Friday, January 3, 2014

H.P. Lovecraft’s Celebrity Collaboration



In 1924, as Weird Tales struggled to increase sales, the magazine recruited the well known conjuror and escape artist Harry Houdini to write a regular column called “Ask Houdini”.  The column appeared in several issues that year, but was subsequently discontinued.  The magazine also published two earlier stories that had been ghostwritten for Houdini. 

A little later, H.P. Lovecraft was asked to collaborate on a story with Houdini, originally called Under the Pyramids. Though Houdini contributed some of the ideas, most of the work was Lovecraft’s.  It was published in the May 1924 issue of Weird Tales as Imprisoned with the Pharaohs, with Houdini receiving the by line.  L. Sprague De Camp reports that Lovecraft received $100.00 for the story, which he used to purchase Sonia Green a wedding ring.

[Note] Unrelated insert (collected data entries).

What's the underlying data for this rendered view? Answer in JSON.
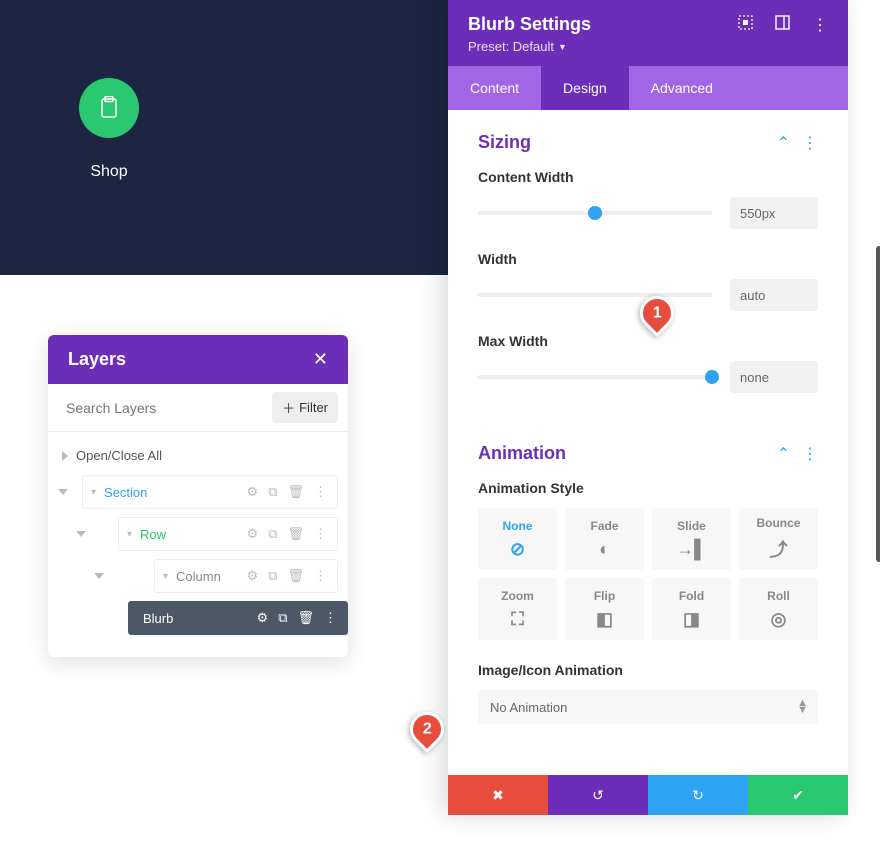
{
  "shop": {
    "label": "Shop"
  },
  "layers": {
    "title": "Layers",
    "search_placeholder": "Search Layers",
    "filter_label": "Filter",
    "open_close": "Open/Close All",
    "nodes": {
      "section": "Section",
      "row": "Row",
      "column": "Column",
      "blurb": "Blurb"
    }
  },
  "panel": {
    "title": "Blurb Settings",
    "preset": "Preset: Default",
    "tabs": {
      "content": "Content",
      "design": "Design",
      "advanced": "Advanced"
    },
    "sizing": {
      "title": "Sizing",
      "content_width": {
        "label": "Content Width",
        "value": "550px",
        "pos": 50
      },
      "width": {
        "label": "Width",
        "value": "auto",
        "pos": 0
      },
      "max_width": {
        "label": "Max Width",
        "value": "none",
        "pos": 100
      }
    },
    "animation": {
      "title": "Animation",
      "style_label": "Animation Style",
      "styles": [
        "None",
        "Fade",
        "Slide",
        "Bounce",
        "Zoom",
        "Flip",
        "Fold",
        "Roll"
      ],
      "image_label": "Image/Icon Animation",
      "image_value": "No Animation"
    }
  },
  "pins": {
    "1": "1",
    "2": "2"
  }
}
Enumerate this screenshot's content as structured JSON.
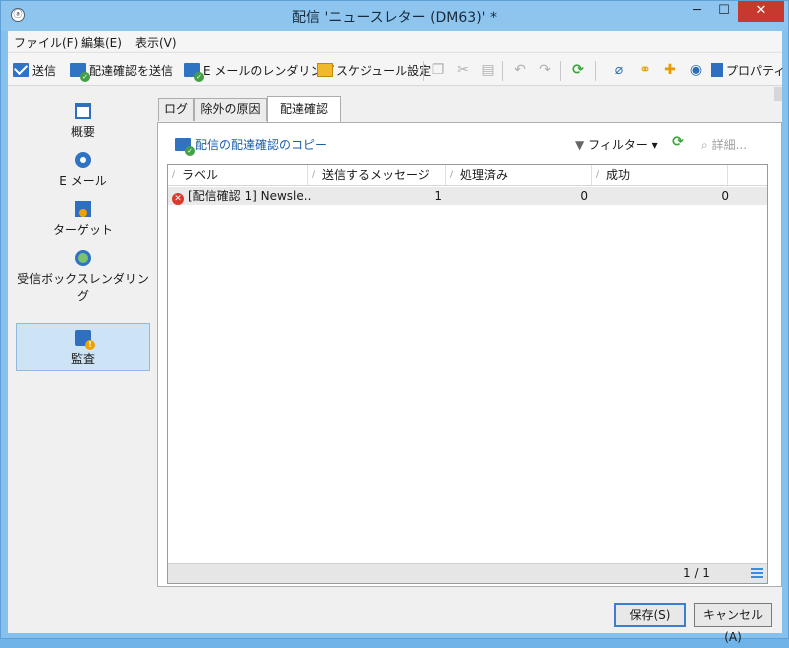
{
  "window": {
    "title": "配信 'ニュースレター (DM63)' *",
    "app_icon": "ⓐ",
    "minimize_glyph": "─",
    "maximize_glyph": "☐",
    "close_glyph": "✕"
  },
  "menubar": [
    "ファイル(F)",
    "編集(E)",
    "表示(V)"
  ],
  "toolbar": {
    "send": "送信",
    "send_proof": "配達確認を送信",
    "email_rendering": "E メールのレンダリング",
    "schedule": "スケジュール設定",
    "properties": "プロパティ"
  },
  "sidebar": {
    "items": [
      {
        "label": "概要",
        "icon": "window-icon"
      },
      {
        "label": "E メール",
        "icon": "email-icon"
      },
      {
        "label": "ターゲット",
        "icon": "target-icon"
      },
      {
        "label": "受信ボックスレンダリング",
        "icon": "globe-icon"
      },
      {
        "label": "監査",
        "icon": "audit-icon",
        "selected": true
      }
    ]
  },
  "tabs": [
    {
      "label": "ログ"
    },
    {
      "label": "除外の原因"
    },
    {
      "label": "配達確認",
      "active": true
    }
  ],
  "panel": {
    "copy_proof": "配信の配達確認のコピー",
    "filter": "フィルター",
    "filter_arrow": "▾",
    "details": "詳細..."
  },
  "grid": {
    "columns": [
      "ラベル",
      "送信するメッセージ",
      "処理済み",
      "成功"
    ],
    "rows": [
      {
        "status": "error",
        "label": "[配信確認 1] Newsle..",
        "messages": "1",
        "processed": "0",
        "success": "0"
      }
    ],
    "page_indicator": "1 / 1"
  },
  "buttons": {
    "save": "保存(S)",
    "cancel": "キャンセル(A)"
  }
}
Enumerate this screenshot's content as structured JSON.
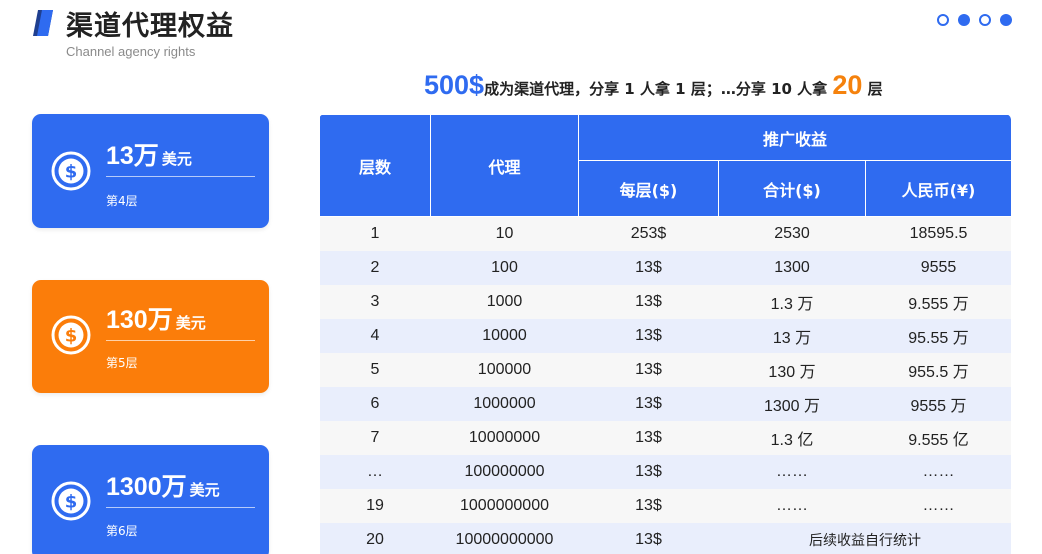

The story starts out slowly.  The narrator, presumably Houdini, describes in detail a vacation trip he and his wife took to Egypt to see the pyramids.  The first few pages are essentially a travelogue.  Lovecraft must have done considerable research about a locale he never visited, but did not integrate so much as regurgitate this material into the story.  Nothing much happens until Houdini is separated from his wife and the rest of the tourists, and visits the pyramids at night.

He is lured there by some suspicious Bedouins, thinking he is to be a spectator at a staged fight on top of one of the pyramids.  In fact, the opposing parties are in cahoots to capture the famous escape artist and put him to a grueling test.  The implication is that his presence is a provocation to the local and much older traditions of magic and sorcery.  He is bound and gagged, and then lowered down a rocky shaft into an immense underground room.  He suspects he may be somewhere inside Khephren’s Temple of the Sphinx, but later realizes by the length of the rope used that he is far deeper underground.

There is a lot of purple prose here, even for Lovecraft:  “…one moment I was  plunging agonizingly down that narrow well of million-toothed torture, yet the next moment I was souring on bat-wings in the gulfs of hell; swinging free and swoopingly through illimitable…”  and so on.  He blacks out, but experiences vividly detailed dreams that resemble the travelogue that began the story, though now with a nightmarish perspective.  “And behind it all I saw the ineffable malignity of primordial necromancy, black and amorphous, and fumbling greedily after me in the darkness…”

He eventually uses his skill as an escape artist to free himself from the rope.  In complete darkness he follows a draft of air, hoping it will lead to an entrance.  He stumbles down some stone stairs, and when he recovers he hears sounds that resemble footfalls and ceremonial marching.  In a dim orange light he sees and then hides from a procession of composite mummies, hybrid mixtures of human and animal forms, some not entirely complete.  They are worshipping beside an enormous pit, out of which emerges…well, the answer to a question Houdini posed to himself earlier in the story: “…what huge and loathsome abnormality was the Sphinx originally carven to represent?

Under the Pyramids is entertaining, but does suffer from excessive use of adjectives and adverbs.  This tends to slow the movement of the narrative down to a molasses-like trickle in some places.  On the other hand, the verbose style is appropriately over the top, with a carny side-show hype that seems to match Houdini as the narrator as well as the outrageous predicament he is in.   

Lovecraft’s collaborations are very interesting to read.  As in The Mound and In the Walls of Eryx, one can see the influence of the other contributor on Lovecraft’s style and content, as well as the elements that make a story typically Lovecraftian.  In Under the Pyramids, the monster is obviously mammalian with feline attributes, yet Lovecraft endows the forepaw of the creature with “curious rigid tentacles”.  There is a tension here, because Lovecraft’s monsters are typically from a different phylum entirely:  they tend to be giant mollusks or echinoderms, (“crinoid things”).

Under the Pyramids shares interesting similarities with other stories published by Lovecraft in the mid to late 1920s.  The climactic emergence of only a small part of a much more enormous horror underneath is reminiscent of The Shunned House (1928): “..upon this titan elbow I had seen.”  The device of creating whole or incomplete composite creatures made of the parts of others was used effectively in The Mound (1929).  Finally, Under the Pyramids shares the same general location and an archaeological vibe with such stories and prose poems as Nyarlathotep (1920), The Doom that Came to Sarnath (1920) and The Nameless City (1921).